南京有句老话:春游牛首,秋游栖霞。秋日的栖霞山,是一卷被岁月浸染的佛经。山门未启,枫香已隐隐透出,像是千年前某位高僧遗落的偈语,悬在枝头,等风来诵。拾阶而上,满山红叶如云霞漫卷,将金陵的秋意酿成一杯醇厚的茶。行至山脚,忽见一座古刹掩映于层林之间,飞檐挑着几片金黄的银杏,梵钟声起,惊落一树斑斓——这便是栖霞寺,一座以秋色为袈裟,以佛光为眉目的千年禅林。

栖霞寺前,唐碑静立,青石斑驳如老僧的袈裟。碑文乃唐高宗亲撰,字迹如行云流水,记载着南朝隐士明僧绍的故事。这位征君六拒皇权,独爱林泉,晚年舍宅为寺,从此摄山易名栖霞,梵音替代了虎啸。碑阴栖霞二字,据传为高宗御笔,墨痕已化入石纹,却仍透着帝王对隐逸的倾慕。

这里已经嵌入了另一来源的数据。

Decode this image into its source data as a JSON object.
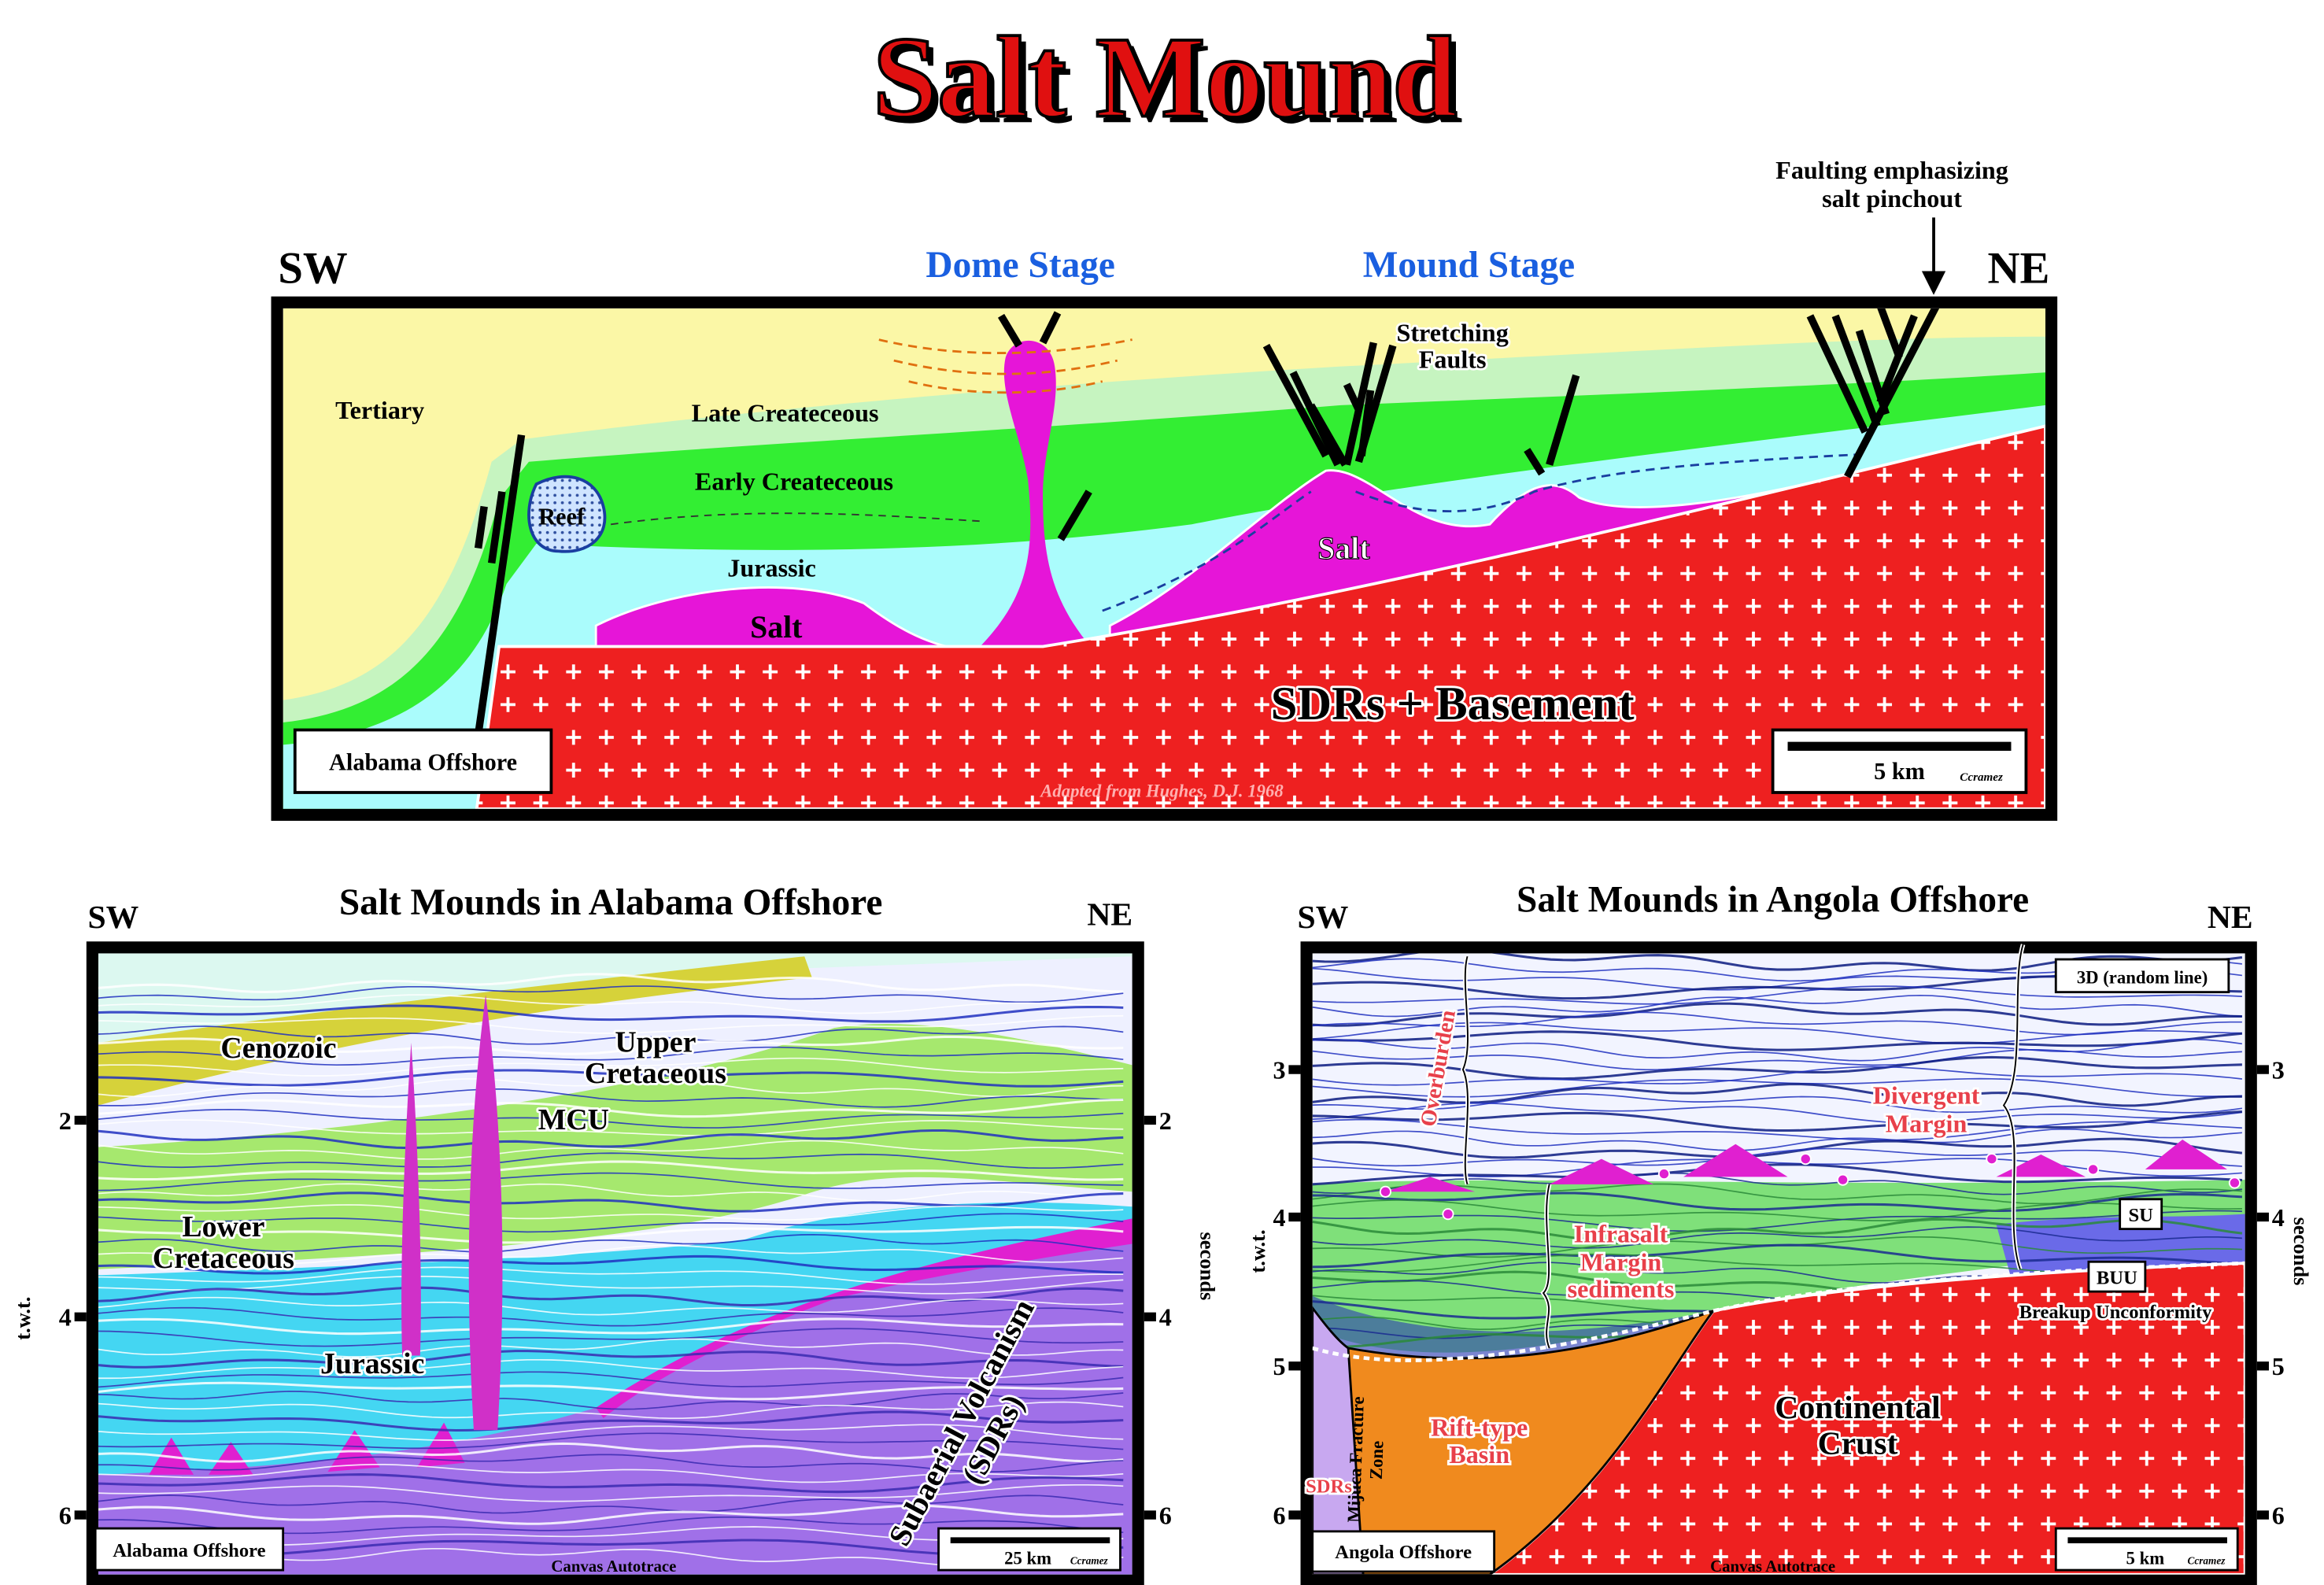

绕过碑亭,舍利塔如白玉雕琢的莲台,立于霜色中。五层八面,浮雕密布,释迦八相图里,佛陀托胎、降诞、苦行、涅槃的片段,被五代匠人以刀代笔,刻入石髓。最妙的是塔檐下的飞天,衣袂如敦煌流云,眉眼却含江南烟雨的温婉。赵聪曾考据其与杭州灵隐石塔的渊源,称二者“一脉法眼宗风,两处江南禅韵”。驻足凝望,忽觉塔影与枫影重叠,佛传故事与秋日私语竟在此刻相融。

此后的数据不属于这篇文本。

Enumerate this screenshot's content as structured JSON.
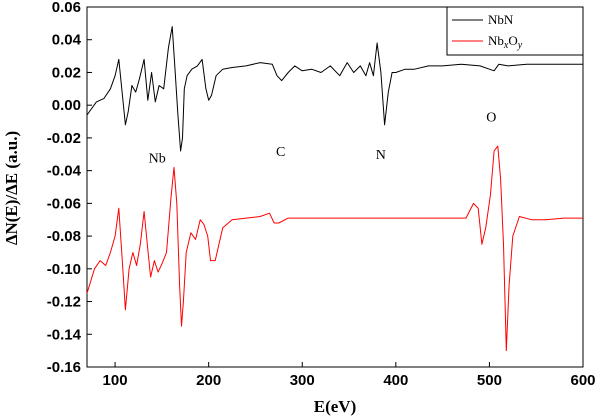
{
  "chart_data": {
    "type": "line",
    "xlabel": "E(eV)",
    "ylabel": "ΔN(E)/ΔE (a.u.)",
    "xlim": [
      70,
      600
    ],
    "ylim": [
      -0.16,
      0.06
    ],
    "x_ticks": [
      100,
      200,
      300,
      400,
      500,
      600
    ],
    "y_ticks": [
      -0.16,
      -0.14,
      -0.12,
      -0.1,
      -0.08,
      -0.06,
      -0.04,
      -0.02,
      0.0,
      0.02,
      0.04,
      0.06
    ],
    "x_tick_labels": [
      "100",
      "200",
      "300",
      "400",
      "500",
      "600"
    ],
    "y_tick_labels": [
      "-0.16",
      "-0.14",
      "-0.12",
      "-0.10",
      "-0.08",
      "-0.06",
      "-0.04",
      "-0.02",
      "0.00",
      "0.02",
      "0.04",
      "0.06"
    ],
    "grid": false,
    "legend_position": "top-right",
    "series": [
      {
        "name": "NbN",
        "color": "#000000",
        "x": [
          70,
          80,
          88,
          95,
          100,
          104,
          108,
          111,
          114,
          118,
          122,
          126,
          131,
          135,
          139,
          143,
          147,
          152,
          157,
          161,
          164,
          167,
          170,
          172,
          174,
          177,
          182,
          188,
          193,
          197,
          200,
          203,
          208,
          215,
          225,
          240,
          255,
          268,
          273,
          278,
          285,
          292,
          300,
          310,
          320,
          330,
          340,
          348,
          355,
          362,
          368,
          372,
          376,
          380,
          384,
          388,
          392,
          396,
          400,
          410,
          420,
          435,
          450,
          470,
          490,
          500,
          505,
          510,
          520,
          540,
          560,
          580,
          600
        ],
        "y": [
          -0.006,
          0.002,
          0.004,
          0.01,
          0.018,
          0.028,
          0.005,
          -0.012,
          -0.004,
          0.012,
          0.008,
          0.016,
          0.028,
          0.003,
          0.02,
          0.002,
          0.012,
          0.01,
          0.035,
          0.048,
          0.022,
          -0.005,
          -0.028,
          -0.02,
          0.01,
          0.018,
          0.022,
          0.024,
          0.028,
          0.01,
          0.003,
          0.006,
          0.018,
          0.022,
          0.023,
          0.024,
          0.026,
          0.025,
          0.018,
          0.015,
          0.02,
          0.024,
          0.021,
          0.022,
          0.02,
          0.024,
          0.018,
          0.026,
          0.02,
          0.024,
          0.018,
          0.026,
          0.018,
          0.038,
          0.02,
          -0.012,
          0.008,
          0.02,
          0.02,
          0.022,
          0.022,
          0.024,
          0.024,
          0.025,
          0.024,
          0.022,
          0.021,
          0.025,
          0.024,
          0.025,
          0.025,
          0.025,
          0.025
        ]
      },
      {
        "name": "NbxOy",
        "color": "#ff0000",
        "x": [
          70,
          78,
          84,
          90,
          95,
          100,
          104,
          108,
          111,
          115,
          119,
          123,
          127,
          131,
          135,
          138,
          142,
          146,
          150,
          155,
          160,
          163,
          166,
          169,
          171,
          173,
          176,
          181,
          186,
          191,
          195,
          199,
          202,
          207,
          215,
          225,
          240,
          255,
          265,
          270,
          275,
          285,
          300,
          320,
          340,
          360,
          380,
          400,
          420,
          440,
          460,
          475,
          483,
          488,
          492,
          496,
          501,
          505,
          509,
          512,
          515,
          518,
          521,
          525,
          532,
          545,
          560,
          580,
          600
        ],
        "y": [
          -0.115,
          -0.1,
          -0.095,
          -0.098,
          -0.09,
          -0.08,
          -0.063,
          -0.098,
          -0.125,
          -0.1,
          -0.09,
          -0.098,
          -0.085,
          -0.065,
          -0.088,
          -0.105,
          -0.095,
          -0.102,
          -0.097,
          -0.09,
          -0.055,
          -0.038,
          -0.06,
          -0.11,
          -0.135,
          -0.12,
          -0.09,
          -0.078,
          -0.082,
          -0.07,
          -0.073,
          -0.08,
          -0.095,
          -0.095,
          -0.075,
          -0.07,
          -0.069,
          -0.068,
          -0.066,
          -0.072,
          -0.072,
          -0.069,
          -0.069,
          -0.069,
          -0.069,
          -0.069,
          -0.069,
          -0.069,
          -0.069,
          -0.069,
          -0.069,
          -0.069,
          -0.06,
          -0.063,
          -0.085,
          -0.075,
          -0.055,
          -0.028,
          -0.025,
          -0.045,
          -0.085,
          -0.15,
          -0.11,
          -0.08,
          -0.068,
          -0.07,
          -0.07,
          -0.069,
          -0.069
        ]
      }
    ],
    "annotations": [
      {
        "text": "Nb",
        "x": 145,
        "y": -0.035
      },
      {
        "text": "C",
        "x": 277,
        "y": -0.031
      },
      {
        "text": "N",
        "x": 384,
        "y": -0.033
      },
      {
        "text": "O",
        "x": 502,
        "y": -0.01
      }
    ],
    "legend": [
      {
        "label": "NbN",
        "color": "#000000"
      },
      {
        "label_main": "Nb",
        "sub1": "x",
        "label_mid": "O",
        "sub2": "y",
        "color": "#ff0000"
      }
    ]
  }
}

踏入栖霞寺,古银杏的金叶簌簌落满石阶,似铺就一条通往南朝的小径。大雄宝殿香火氤氲,而我的目光却被偏殿一尊褪色的木像牵住,那是寂然法师,一位在血色1937年以袈裟为盾的僧人。彼时南京城破,两万难民涌入山门,寺中存粮将尽。他日减僧粥,以济饥民;夜采草药,以疗伤者。日军刺刀逼近时,他谎称坠亡的士兵是酒醉失足,以破戒之谎,护众生之命;又以万字血书,投予拉贝,让栖霞山的钟声化作控诉暴行的证词。如今殿角仍悬着他手书的“无畏布施”匾额,墨迹枯瘦如竹,却比任何经幡更撼动人心。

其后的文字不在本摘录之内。